И затем — опять Москва. Мечтательная жизнь кончена. Начинается настоящяя молодость, с жаждою настоящей жизни, с тяжкими уроками и опытами. Новые встречи, новые люди, люди, в которых нет ничего или очень мало книжного, люди, которые «продерживают» в самих себе и в других все напускное, все подогретое и носят в душе беспритязательно, наивно до бессознательности веру в народ и народность. Все «народное», даже местное, что окружало мое воспитание, все, что я на время успел почти заглушить в себе, отдавшись могущественным веяниям науки и литературы, — поднимается в душе с нежданною силою и растет, растет до фантастической исключительной меры, до нетерпимости, до пропаганды… Пять лет новой жизненной школы.

И опять перелом.

Западная жизнь воочию развертывается передо мною чудесами своего великого прошедшего и вновь дразнит, поднимает, увлекает. Но не сломилась в этом живом столкновении вера в свое, в народное. Смягчала она только фанатизм веры.

Таков процесс умственный и нравственный.

Не знаю, станет ли у меня достаточно таланта, чтобы очертить эти различные эпохи, дать почувствовать их, с их запахом и цветом. Если для этого достаточно будет одной искренности, — искренность будет полная, разумеется, по отношению к умственной и моральной жизни.

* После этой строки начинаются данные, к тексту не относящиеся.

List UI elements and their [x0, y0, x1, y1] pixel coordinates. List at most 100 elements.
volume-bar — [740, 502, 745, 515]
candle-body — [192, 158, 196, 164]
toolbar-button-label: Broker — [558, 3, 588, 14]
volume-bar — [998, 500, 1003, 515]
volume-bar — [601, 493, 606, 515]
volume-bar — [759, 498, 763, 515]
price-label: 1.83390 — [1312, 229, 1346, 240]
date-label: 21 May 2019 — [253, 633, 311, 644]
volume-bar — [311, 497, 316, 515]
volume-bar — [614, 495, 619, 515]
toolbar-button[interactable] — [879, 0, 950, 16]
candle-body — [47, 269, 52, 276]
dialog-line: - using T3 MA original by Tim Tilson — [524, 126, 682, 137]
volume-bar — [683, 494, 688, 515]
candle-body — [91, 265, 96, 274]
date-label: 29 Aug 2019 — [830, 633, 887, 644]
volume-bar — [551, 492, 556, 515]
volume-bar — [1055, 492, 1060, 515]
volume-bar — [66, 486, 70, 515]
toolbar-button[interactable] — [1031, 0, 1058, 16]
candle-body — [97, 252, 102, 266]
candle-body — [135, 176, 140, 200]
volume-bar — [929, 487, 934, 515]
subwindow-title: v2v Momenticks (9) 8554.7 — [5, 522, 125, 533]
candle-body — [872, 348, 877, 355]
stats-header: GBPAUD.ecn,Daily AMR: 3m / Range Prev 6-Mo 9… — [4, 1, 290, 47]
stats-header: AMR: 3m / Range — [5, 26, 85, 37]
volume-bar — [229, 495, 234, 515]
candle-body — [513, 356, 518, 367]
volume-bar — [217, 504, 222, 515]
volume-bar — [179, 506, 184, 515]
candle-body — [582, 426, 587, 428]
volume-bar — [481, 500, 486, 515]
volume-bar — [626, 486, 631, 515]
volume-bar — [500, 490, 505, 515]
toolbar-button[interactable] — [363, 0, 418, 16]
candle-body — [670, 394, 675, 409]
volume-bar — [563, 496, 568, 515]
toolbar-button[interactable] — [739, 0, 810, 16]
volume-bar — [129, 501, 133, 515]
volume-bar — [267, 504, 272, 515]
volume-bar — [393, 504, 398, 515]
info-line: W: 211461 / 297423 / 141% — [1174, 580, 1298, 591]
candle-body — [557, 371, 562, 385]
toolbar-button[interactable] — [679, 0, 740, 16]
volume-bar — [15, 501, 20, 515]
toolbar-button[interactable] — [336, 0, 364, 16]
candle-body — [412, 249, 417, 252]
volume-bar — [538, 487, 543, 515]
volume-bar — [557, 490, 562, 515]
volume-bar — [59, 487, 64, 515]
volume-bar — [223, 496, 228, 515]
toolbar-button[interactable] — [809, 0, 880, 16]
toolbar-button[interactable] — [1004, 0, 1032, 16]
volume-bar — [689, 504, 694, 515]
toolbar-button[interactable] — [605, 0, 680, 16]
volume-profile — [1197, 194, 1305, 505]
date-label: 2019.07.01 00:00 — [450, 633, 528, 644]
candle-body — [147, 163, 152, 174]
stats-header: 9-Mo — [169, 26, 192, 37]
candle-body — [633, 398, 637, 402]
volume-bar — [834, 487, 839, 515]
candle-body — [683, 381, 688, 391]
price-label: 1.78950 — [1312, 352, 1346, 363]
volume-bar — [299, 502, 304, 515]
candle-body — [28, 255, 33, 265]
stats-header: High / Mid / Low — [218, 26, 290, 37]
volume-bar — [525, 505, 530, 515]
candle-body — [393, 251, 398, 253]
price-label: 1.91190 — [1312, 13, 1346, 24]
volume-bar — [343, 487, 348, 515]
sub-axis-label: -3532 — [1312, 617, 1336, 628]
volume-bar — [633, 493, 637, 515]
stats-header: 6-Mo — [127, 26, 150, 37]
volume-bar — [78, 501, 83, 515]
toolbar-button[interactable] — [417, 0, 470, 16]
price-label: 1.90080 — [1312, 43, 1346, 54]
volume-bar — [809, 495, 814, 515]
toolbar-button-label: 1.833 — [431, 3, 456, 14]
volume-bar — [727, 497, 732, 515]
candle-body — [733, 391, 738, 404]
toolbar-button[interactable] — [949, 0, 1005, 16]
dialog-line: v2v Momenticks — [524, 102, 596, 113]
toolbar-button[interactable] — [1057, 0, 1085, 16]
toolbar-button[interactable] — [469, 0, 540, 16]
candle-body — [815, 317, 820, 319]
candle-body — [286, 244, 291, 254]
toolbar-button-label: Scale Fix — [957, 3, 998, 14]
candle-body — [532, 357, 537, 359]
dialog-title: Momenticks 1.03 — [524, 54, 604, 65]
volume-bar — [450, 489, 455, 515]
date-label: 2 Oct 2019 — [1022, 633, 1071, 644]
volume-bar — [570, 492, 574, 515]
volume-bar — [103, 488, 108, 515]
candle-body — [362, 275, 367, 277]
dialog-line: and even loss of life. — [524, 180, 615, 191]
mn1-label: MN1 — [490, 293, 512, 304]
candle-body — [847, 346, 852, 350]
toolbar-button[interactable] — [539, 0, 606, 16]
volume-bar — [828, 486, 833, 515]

Одно я знаю: я вполне сын своей эпохи и мои литературные признания могут иметь некоторый исторический интерес.

1862 г. сентября 12

Часть Первая

Москва и начало тридцатых годов литературы

Мое младенчество, детство и отрочество

I. Первые общие впечатления

Если вы бывали и живали в Москве, да не знаете таких ее частей, как, например, Замоскворечье и Таганка, — вы не знаете самых характеристических ее особенностей. Как в старом Риме Трастевере, может быть, не без основания хвалится тем, что в нем сохранились старые римские типы, так Замоскворечье и Таганка могут похвалиться этим же преимущественно перед другими частями громадного города-села, чудовищно-фантастического и вместе великолепно разросшегося и разметавшегося растения, называемого Москвою. От ядра всех русских старобытных городов, от кремля, или кремника, пошел сначала белый, торговый город; потом разросся земляной город, и пошли раскидываться за реку разные слободы. В них уходила из-под влияния административного уровня и в них сосредоточивалась упрямо старая жизнь. Лишенная возможности развиваться самостоятельно, она поневоле закисала в застое. Общий закон нашей истории — уход земской жизни из-под внешней нормы в уединенную и упорную замкнутость расколов — повторился и в Москве, то есть в развитии ее быта.

Бывали ли вы в Замоскворечье?.. Его не раз изображали сатирически; кто не изображал его так? — Право, только ленивый!.. Но до сих пор никто, даже Островский, не коснулся его поэтических сторон. А эти стороны есть — ну, хоть на первый раз — внешние, наружные. Во-первых, уж то хорошо, что, чем дальше идете вы вглубь, тем более Замоскворечье тонет перед вами в зеленых садах; во-вторых, в нем улицы и переулки расходились так свободно, что явным образом они росли, а не делались… Вы, пожалуй, в них заблудитесь, но хорошо заблудитесь…

Пойдемте, например, со мною от большого каменного моста прямо, все прямо, как вороны летают. Миновали мы так называемое Болото… да! главное представьте, что мы идем с вами поздним вечером. Миновали мы Болото с казенным зданием винного двора, тут еще нет ничего особенного. Оно, пожалуй, и есть, да надобно взять в сторону на Берсеневку или на Солодовку, но мы не туда пойдем. Мы дошли до маленького каменного моста, единственного моста старой постройки, уцелевшего как-то до сих пор от усердия наших реформаторов-строителей и напоминающего мосты итальянских городов, хотя бы, например, Пизы. Перед нами три жилы Замоскворечья, то есть, собственно, главных-то две: Большая Полянка да Якиманка, третья же между ними какой-то межеумок. Эти две жилы выведут нас к так называемым воротам: одна, правая жила — к Калужским, другая, левая — к Серпуховским. Но не в воротах сила, тем более что ворот, некогда действительно составлявших крайнюю грань городского жилья, давно уж нет, и город-растение разросся еще шире, за пределы этих ворот.